Soda D M, Levy G
J Pharm Sci. 1975 Dec;64(12):1928-31. doi: 10.1002/jps.2600641203.
Inhibition of drug metabolism was studied in adult male Sprague-Dawley rats. A hydroxylated metabolite of phenylbutazone (oxyphenbutazone) inhibited the elimination of phenytoin, which is metabolized by oxidative pathways.
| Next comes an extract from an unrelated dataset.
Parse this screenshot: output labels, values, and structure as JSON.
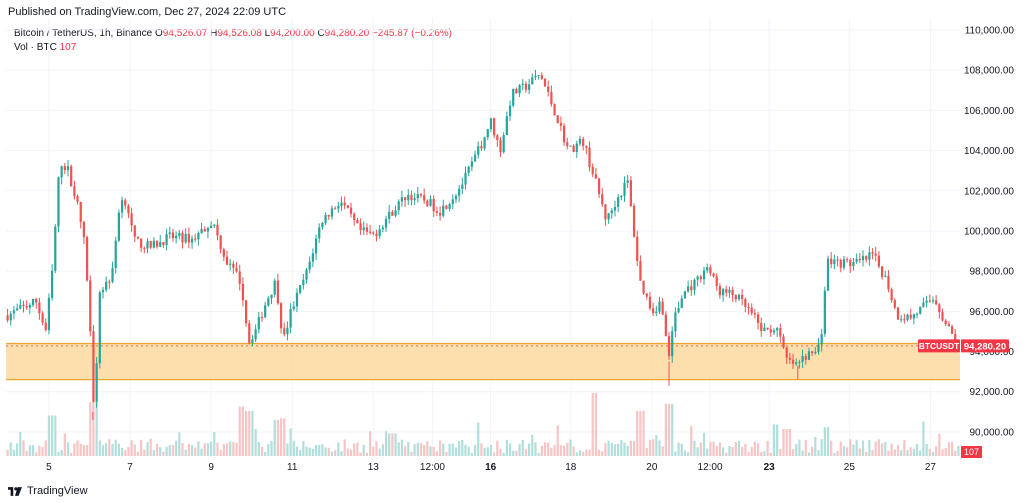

The biotransformation of a relatively polar and only slightly plasma protein-bound drug, antipyrine, was subject to product inhibition by a hydroxylated metabolite, 4-hydroxyantipyrine. Neither oxyphenbutazone nor 4-hydroxyantipyrine measurably affected the elimination kinetics or metabolic fate of a drug (sulfanilamide) that is not metabolized by oxidative pathways.
在成年雄性斯普拉格-道利大鼠中研究了药物代谢抑制情况。保泰松的一种羟基化代谢物(羟布宗)抑制了苯妥英的消除,苯妥英是通过氧化途径进行代谢的。一种相对极性且仅与血浆蛋白轻度结合的药物安替比林的生物转化受到一种羟基化代谢物4-羟基安替比林的产物抑制。羟布宗和4-羟基安替比林均未对一种不通过氧化途径代谢的药物(磺胺)的消除动力学或代谢命运产生可测量的影响。